Today the building's testing, equipment and scientists are not only focused on China, but beyond.

"We even do global development here in Shanghai", said Auris.

As an industrial leader, Henkel's enormous size puts the company in a better position to offer services and competitive prices for its clients, the Asia-pacific region president said.

As well, its China management team is 99 percent Chinese. Such a high degree of localization gives the company an advantage over its international competitors, he added.

"In China, there are many successful emerging companies.

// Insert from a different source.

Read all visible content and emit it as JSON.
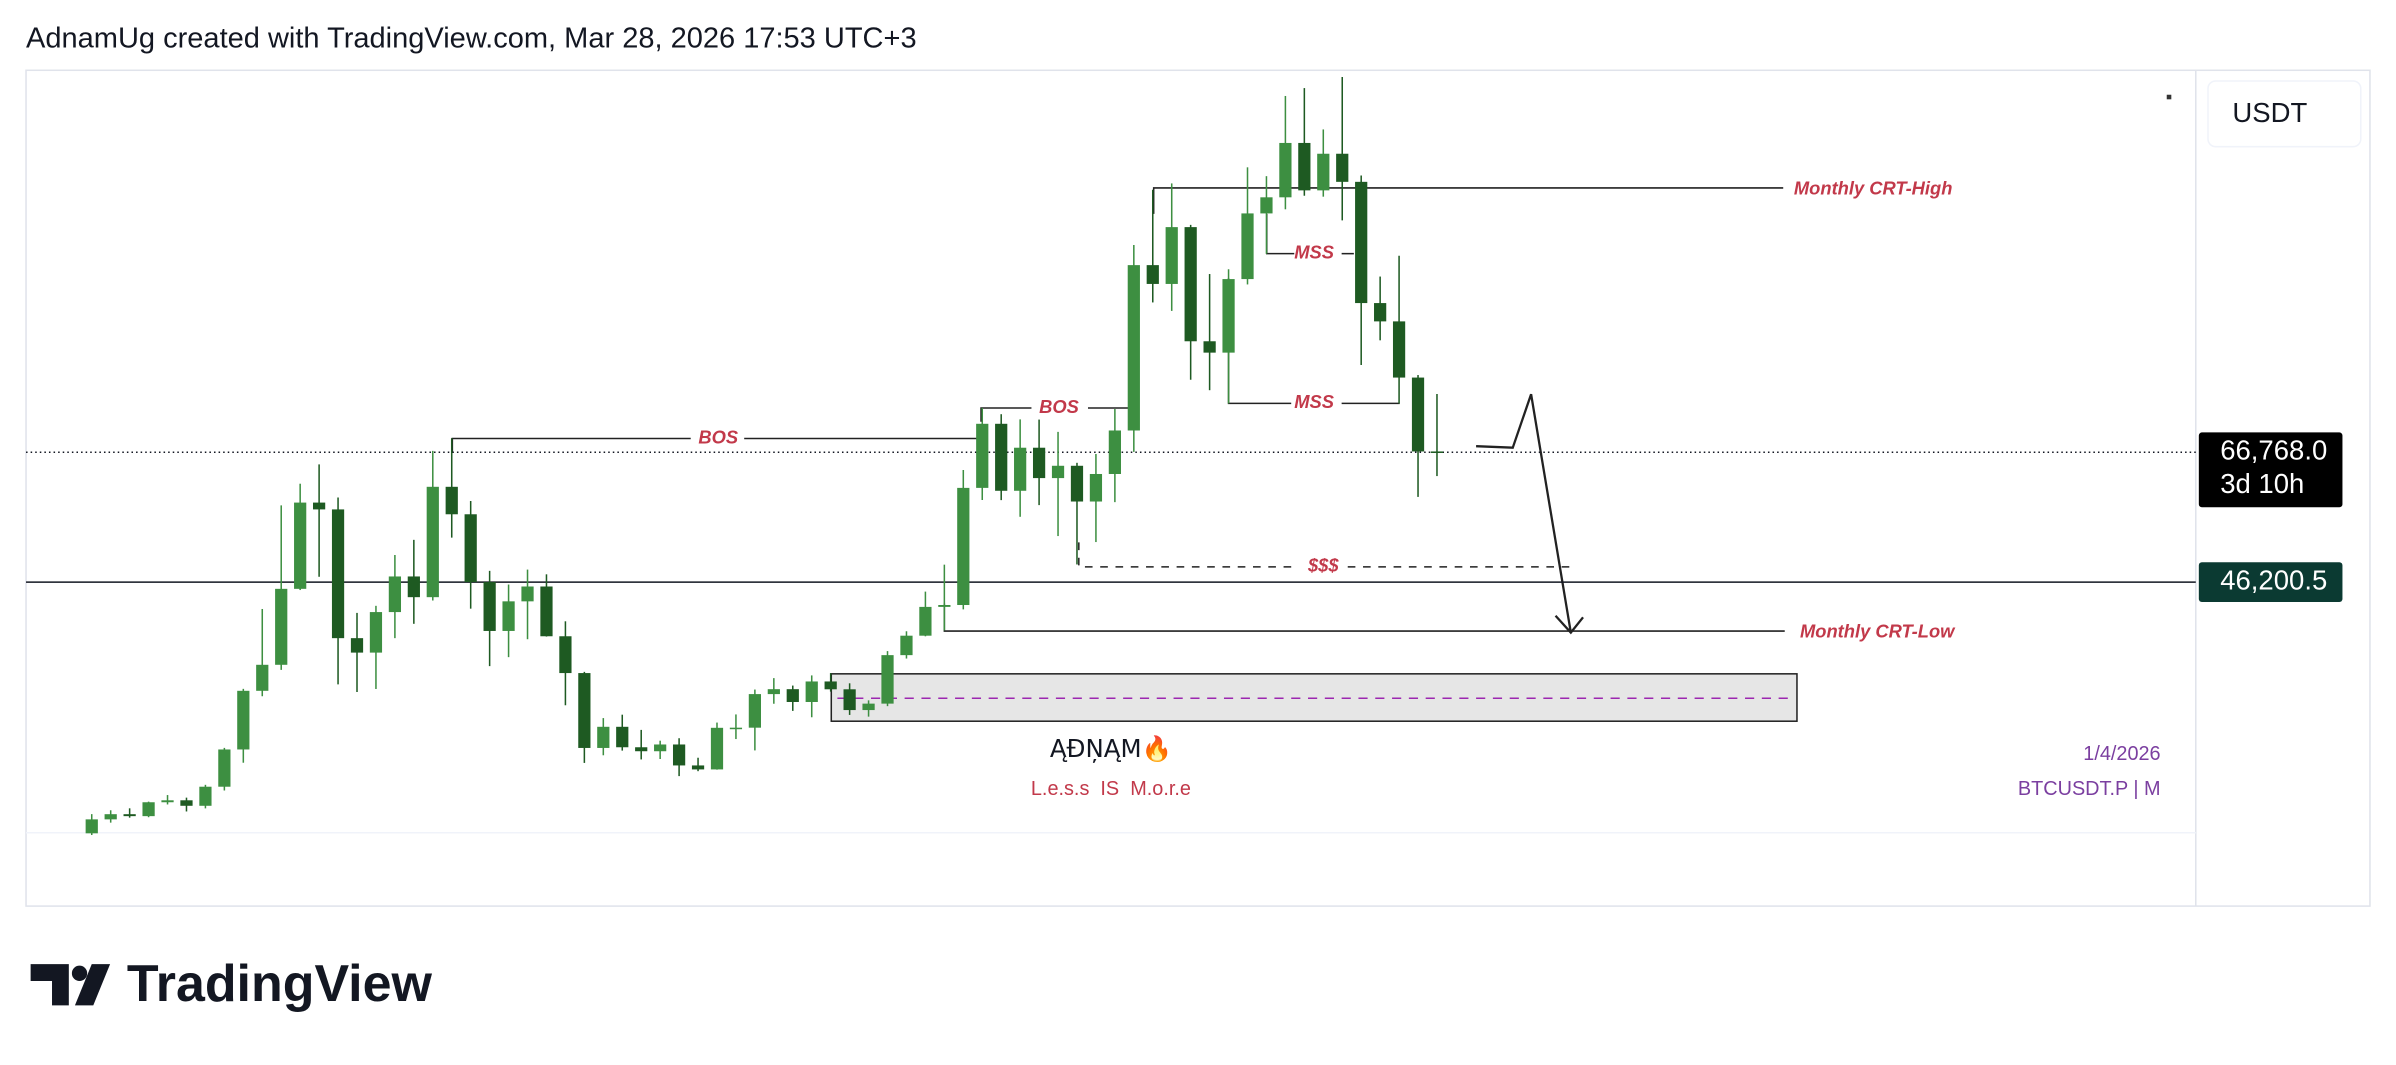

We want to build close partnerships with them, understand what they are looking for and then provide our products and solutions," said Auris.

"For our cosmetic business, building a brand and capturing the momentum in the market is equally important," he said. "The taste is different, the preference is different, so it is very important for us not only to find the management to drive this market, it is key to leverage those solutions across the Asia-Pacific," added Auris.

"Henkel's global vision is crystal clear: to be a global leader in brands and technology. In China, Henkel's long-term plan is to be perceived by Chinese customers as a company that matches local talents with global resources," he added.

"We expect to provide more sustainable solutions to help our customers and we also expect more talent from China going beyond Asia. Henkel will continue to invest and grow," said Auris.

Founded in Germany 134 years ago, Henkel has an annual turnover of 14 billion euros globally. In the third quarter this year, its sales increased by 13.7 percent to 3.96 billion euros, the company said.

Its businesses include cosmetics, toiletries, detergents and adhesives.

In 1988 it established a representative office in Beijing and founded its first joint venture in 1990.